BRANNON v. The STATE.
Thomas E. Brannon III was found guilty of armed robbery and fleeing or attempting to elude a police officer. His amended motion for new trial was granted in part and denied in part.1 He appeals the denial of his motion for new trial with respect to the armed robbery conviction, asserting as his sole enumeration of error that his incriminating statement to police was coerced. We disagree and affirm.
After having his Miranda rights explained to him and waiving them in writing, Brannon gave a statement to a police detective. The detective testified that he did not threaten or coerce Brannon and did not offer him any hope of reward. The detective reduced Brannon's statement to writing, and Brannon read the statement, said it was true and correct, and signed the bottom of each page. He then gave a second, tape-recorded statement. On the audiotape, Brannon acknowledged that he signed the Miranda form, had finished ten years of schooling, was not under the influence of alcohol or drugs, and had not received any threats, promises or coercion to make the statement.
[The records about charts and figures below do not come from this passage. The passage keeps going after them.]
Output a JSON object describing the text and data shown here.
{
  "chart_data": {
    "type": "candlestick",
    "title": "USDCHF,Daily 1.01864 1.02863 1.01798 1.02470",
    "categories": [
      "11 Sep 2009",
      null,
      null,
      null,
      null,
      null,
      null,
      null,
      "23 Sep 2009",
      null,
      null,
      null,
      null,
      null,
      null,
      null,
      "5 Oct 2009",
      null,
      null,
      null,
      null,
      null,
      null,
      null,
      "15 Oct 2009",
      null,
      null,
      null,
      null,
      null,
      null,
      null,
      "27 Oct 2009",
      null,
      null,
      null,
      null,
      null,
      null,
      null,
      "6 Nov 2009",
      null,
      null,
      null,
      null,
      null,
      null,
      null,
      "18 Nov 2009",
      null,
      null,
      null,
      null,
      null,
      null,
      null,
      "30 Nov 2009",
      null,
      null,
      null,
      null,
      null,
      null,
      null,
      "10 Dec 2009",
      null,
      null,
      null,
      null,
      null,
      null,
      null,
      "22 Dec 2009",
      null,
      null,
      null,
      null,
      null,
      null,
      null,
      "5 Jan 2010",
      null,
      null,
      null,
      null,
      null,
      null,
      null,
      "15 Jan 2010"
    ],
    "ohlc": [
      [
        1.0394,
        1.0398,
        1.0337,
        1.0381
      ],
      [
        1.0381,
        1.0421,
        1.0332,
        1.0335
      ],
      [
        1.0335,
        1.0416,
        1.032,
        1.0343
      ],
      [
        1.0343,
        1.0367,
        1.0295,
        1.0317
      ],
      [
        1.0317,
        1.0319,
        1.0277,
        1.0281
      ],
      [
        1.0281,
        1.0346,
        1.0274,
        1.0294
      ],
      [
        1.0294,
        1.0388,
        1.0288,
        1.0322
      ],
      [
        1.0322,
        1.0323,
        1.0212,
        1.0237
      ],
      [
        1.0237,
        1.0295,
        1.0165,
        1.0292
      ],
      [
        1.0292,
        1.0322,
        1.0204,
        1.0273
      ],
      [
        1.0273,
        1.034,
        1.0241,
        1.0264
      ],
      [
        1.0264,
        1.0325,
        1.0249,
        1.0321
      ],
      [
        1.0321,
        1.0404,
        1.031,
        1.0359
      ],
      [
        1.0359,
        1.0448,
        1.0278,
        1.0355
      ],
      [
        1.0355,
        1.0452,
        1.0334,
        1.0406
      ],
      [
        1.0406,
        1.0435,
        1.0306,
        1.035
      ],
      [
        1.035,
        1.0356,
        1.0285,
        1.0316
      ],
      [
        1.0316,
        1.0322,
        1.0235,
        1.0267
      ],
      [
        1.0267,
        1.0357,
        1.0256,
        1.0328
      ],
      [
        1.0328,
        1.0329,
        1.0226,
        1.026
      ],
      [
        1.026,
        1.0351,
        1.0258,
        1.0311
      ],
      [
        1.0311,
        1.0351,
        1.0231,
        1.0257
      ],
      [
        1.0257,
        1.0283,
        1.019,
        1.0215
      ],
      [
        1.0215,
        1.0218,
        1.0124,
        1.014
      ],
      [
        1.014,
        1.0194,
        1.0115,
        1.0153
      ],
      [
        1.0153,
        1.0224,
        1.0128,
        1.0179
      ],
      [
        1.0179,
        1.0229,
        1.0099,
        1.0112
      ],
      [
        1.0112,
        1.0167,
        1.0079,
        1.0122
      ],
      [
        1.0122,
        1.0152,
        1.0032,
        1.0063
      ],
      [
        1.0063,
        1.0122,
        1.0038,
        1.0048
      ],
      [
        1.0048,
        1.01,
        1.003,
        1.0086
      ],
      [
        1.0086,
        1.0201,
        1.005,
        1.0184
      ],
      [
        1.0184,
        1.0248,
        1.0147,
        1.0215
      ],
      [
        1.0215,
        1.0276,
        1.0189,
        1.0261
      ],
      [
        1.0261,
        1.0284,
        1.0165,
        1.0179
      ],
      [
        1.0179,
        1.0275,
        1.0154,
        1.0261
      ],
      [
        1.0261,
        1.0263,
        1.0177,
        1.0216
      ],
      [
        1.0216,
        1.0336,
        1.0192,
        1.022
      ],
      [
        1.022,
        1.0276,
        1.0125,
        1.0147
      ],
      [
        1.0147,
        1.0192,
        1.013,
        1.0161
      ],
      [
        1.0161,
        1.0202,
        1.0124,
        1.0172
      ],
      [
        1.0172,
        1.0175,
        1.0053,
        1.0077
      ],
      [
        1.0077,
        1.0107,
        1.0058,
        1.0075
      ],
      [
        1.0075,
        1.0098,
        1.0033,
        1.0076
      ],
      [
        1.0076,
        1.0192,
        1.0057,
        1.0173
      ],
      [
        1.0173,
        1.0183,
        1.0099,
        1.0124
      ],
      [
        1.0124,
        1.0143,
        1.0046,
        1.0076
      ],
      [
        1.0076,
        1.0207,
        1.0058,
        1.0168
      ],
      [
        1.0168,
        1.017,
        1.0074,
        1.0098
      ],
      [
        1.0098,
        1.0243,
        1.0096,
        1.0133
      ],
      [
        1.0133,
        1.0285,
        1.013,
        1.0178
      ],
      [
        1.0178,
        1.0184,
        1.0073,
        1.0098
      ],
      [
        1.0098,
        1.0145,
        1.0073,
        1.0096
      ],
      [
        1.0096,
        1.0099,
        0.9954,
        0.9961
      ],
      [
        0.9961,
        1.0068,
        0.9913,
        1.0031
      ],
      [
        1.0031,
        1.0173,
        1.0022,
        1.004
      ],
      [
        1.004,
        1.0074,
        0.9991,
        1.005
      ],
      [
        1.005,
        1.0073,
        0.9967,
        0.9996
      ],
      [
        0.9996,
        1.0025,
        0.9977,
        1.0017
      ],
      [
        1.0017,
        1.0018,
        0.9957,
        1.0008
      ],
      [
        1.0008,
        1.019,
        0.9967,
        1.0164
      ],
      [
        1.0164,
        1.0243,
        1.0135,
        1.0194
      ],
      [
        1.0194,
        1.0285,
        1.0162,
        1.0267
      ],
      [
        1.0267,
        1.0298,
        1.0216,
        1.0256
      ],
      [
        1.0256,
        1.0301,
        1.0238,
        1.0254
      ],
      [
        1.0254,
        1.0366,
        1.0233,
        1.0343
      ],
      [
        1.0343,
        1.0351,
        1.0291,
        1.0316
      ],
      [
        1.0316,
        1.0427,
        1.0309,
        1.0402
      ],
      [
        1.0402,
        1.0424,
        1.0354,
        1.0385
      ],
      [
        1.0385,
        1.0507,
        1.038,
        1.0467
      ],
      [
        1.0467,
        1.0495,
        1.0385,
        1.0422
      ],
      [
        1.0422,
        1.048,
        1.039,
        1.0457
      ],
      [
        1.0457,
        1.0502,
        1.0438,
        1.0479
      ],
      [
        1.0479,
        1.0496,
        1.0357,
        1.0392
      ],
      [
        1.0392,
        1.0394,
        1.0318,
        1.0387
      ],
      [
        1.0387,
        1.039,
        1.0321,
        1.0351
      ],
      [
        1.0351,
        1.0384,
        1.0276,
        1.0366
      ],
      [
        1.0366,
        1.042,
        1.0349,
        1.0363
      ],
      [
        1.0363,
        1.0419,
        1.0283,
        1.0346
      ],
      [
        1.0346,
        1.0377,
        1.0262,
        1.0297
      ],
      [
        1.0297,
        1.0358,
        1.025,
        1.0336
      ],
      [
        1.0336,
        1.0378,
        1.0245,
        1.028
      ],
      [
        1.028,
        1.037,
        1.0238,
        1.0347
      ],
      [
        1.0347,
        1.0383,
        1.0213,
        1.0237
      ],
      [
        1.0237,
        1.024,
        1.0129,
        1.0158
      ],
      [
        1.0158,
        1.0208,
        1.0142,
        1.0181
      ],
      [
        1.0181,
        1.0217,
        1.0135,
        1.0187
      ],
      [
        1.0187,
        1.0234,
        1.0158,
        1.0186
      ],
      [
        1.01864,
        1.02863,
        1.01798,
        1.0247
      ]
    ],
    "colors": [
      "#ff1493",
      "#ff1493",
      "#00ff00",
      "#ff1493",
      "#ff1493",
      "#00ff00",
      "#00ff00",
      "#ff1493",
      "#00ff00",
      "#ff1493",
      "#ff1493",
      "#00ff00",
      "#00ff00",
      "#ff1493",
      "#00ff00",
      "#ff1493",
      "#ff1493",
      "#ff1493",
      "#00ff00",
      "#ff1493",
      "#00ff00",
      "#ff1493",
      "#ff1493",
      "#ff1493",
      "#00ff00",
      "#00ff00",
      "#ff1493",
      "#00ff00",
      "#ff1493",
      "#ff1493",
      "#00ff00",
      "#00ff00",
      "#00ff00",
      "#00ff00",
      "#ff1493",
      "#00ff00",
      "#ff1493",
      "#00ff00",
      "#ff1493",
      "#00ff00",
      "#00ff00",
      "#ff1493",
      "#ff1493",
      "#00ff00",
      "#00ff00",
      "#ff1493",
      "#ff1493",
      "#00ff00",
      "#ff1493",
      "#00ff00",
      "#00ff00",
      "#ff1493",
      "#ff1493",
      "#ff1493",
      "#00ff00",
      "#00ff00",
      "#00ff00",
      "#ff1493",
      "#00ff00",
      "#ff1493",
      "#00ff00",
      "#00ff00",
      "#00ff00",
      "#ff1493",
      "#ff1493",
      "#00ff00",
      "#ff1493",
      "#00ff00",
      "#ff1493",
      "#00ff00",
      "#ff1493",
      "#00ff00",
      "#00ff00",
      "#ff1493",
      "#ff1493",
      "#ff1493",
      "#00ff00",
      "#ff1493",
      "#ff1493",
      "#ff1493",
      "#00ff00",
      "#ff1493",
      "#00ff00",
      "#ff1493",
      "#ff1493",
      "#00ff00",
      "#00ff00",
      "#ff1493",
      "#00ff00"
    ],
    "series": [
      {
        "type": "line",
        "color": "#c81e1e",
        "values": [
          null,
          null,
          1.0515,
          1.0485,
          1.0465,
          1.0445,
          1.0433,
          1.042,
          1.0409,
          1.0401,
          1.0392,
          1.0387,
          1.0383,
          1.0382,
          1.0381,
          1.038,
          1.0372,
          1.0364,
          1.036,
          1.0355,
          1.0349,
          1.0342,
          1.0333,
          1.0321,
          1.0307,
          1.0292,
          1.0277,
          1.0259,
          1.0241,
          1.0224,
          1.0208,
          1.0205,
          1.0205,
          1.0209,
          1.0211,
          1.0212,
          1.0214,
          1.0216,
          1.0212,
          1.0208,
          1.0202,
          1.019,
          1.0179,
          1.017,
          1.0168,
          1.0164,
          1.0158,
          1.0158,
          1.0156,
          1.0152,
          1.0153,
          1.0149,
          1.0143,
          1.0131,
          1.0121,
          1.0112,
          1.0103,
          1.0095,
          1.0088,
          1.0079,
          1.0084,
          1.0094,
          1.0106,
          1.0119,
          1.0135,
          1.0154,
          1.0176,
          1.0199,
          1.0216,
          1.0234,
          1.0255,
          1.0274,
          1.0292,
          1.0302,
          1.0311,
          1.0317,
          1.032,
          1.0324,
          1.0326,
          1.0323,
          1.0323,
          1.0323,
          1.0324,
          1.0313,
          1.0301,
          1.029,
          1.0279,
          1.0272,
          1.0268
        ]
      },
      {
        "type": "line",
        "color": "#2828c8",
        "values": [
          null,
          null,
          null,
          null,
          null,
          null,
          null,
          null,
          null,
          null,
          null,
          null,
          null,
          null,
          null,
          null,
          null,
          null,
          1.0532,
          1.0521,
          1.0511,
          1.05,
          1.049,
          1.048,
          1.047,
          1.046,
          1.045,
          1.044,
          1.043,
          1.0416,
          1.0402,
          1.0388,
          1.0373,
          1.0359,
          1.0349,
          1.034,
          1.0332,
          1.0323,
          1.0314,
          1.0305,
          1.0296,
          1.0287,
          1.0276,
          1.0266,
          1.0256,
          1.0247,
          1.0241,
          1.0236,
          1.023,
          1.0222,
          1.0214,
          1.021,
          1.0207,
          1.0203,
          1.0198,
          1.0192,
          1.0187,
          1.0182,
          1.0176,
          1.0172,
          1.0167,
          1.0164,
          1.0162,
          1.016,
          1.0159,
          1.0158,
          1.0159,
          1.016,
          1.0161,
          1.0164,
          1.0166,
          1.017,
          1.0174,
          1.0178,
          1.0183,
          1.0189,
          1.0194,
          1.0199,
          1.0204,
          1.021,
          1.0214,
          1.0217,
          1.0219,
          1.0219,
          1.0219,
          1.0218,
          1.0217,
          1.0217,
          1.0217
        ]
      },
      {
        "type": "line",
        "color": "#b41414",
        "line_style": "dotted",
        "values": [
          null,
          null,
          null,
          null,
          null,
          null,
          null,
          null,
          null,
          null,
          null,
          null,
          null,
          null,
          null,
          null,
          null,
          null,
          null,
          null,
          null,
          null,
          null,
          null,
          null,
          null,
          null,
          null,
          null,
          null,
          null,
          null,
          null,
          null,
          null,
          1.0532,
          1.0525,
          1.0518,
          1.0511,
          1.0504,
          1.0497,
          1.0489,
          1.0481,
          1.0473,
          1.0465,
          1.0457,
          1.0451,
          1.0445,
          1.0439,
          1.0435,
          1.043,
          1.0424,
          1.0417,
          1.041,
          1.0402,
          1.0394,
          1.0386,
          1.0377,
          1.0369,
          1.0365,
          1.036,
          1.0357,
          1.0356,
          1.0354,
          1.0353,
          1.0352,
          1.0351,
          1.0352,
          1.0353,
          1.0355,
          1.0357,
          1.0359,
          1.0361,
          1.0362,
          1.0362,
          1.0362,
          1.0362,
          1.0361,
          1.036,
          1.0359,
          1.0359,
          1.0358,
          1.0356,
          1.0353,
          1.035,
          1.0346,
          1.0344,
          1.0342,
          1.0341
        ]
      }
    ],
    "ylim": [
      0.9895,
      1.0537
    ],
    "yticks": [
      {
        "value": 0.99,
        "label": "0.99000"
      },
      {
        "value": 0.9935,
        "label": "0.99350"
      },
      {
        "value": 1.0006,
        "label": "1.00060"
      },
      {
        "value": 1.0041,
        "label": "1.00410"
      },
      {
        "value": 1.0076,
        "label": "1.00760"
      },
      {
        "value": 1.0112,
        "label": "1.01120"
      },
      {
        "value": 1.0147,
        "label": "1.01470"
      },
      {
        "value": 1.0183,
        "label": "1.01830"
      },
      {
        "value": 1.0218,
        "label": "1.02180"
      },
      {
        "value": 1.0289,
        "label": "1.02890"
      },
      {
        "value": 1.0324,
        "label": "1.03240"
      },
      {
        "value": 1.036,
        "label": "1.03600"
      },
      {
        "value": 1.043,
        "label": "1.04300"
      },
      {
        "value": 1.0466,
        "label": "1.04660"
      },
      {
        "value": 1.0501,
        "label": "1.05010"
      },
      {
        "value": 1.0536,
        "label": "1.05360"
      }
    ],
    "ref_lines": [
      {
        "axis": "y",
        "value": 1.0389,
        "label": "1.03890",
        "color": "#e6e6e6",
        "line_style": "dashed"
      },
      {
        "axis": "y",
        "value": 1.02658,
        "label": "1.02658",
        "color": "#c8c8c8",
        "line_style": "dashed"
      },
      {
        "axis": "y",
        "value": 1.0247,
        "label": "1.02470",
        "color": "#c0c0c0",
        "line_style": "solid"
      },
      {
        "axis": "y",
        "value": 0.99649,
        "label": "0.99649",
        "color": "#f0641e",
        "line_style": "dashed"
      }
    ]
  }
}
Brannon contends that his incriminating statement was obtained by deception, claiming that the detective falsely informed him that he was charged only with purse snatching and not with armed robbery. He bases this contention on a single question posed by the detective during the audiotaped interview: “Okay, that's the same car you used to do the ․ purse-snatch with?” However, the detective testified that he informed Brannon that he was charged with armed robbery when he read him his Miranda warnings and that his reference to “purse-snatch” during the interview was “misspoken.”
Brannon also contends that his statement was obtained by improper interview techniques, such as not allowing him to change his wet and muddy clothes, not allowing him to call his parents, and leaving him alone in an interview room for approximately two to two and one-half hours.2 In support, Brannon relies on the nine-part heightened scrutiny test devised by the U.S. Court of Appeals for the Fifth Circuit and adopted by the Georgia Supreme Court in Riley v. State, 237 Ga. 124, 128, 226 S.E.2d 922 (1976). But that decision is explicitly limited “to confessions and incriminating statements given outside the presence of the juvenile's parents.” Id. “Riley does not apply to the admissibility of statements by persons who have reached the age of 17 because such persons are no longer considered juveniles by our criminal justice system. Thus, [the] statement was admissible if made voluntarily, without being induced by hope of benefit or coerced by threats.” (Citations omitted.) Woodard v. State, 277 Ga. 49, 50(2), 586 S.E.2d 330 (2003).
The trial court found that Brannon's statement was freely and voluntarily given and that it was not improperly coerced by the police either through deception or improper questioning techniques. This determination was supported by evidence, even though Brannon argues that some inferences cast doubt on the police detective's account.
Factual and credibility determinations of this sort made after a Jackson-Denno voluntariness hearing must be accepted by appellate courts unless such determinations are clearly erroneous. Since the trial court's determination here is supported by evidence (even though contradicted), it is not clearly erroneous and is therefore affirmed.
(Citation omitted.) Brown v. State, 250 Ga.App. 147, 151, 550 S.E.2d 701 (2001).
1. The trial court granted the motion for new trial as to Brannon's conviction for felony attempting to elude, found him guilty of misdemeanor attempting to elude, and resentenced him accordingly.
2. While Brannon claims the detective testified that he deliberately left Brannon alone in the interview room for approximately two hours as “part of his interview technique,” this is an inaccurate statement. The detective testified that he did not allow persons under arrest to speak with others before their interview and that the delay in the interview was due to his “still processing the scene.”
SMITH, Chief Judge.
JOHNSON, P.J., and PHIPPS, J., concur.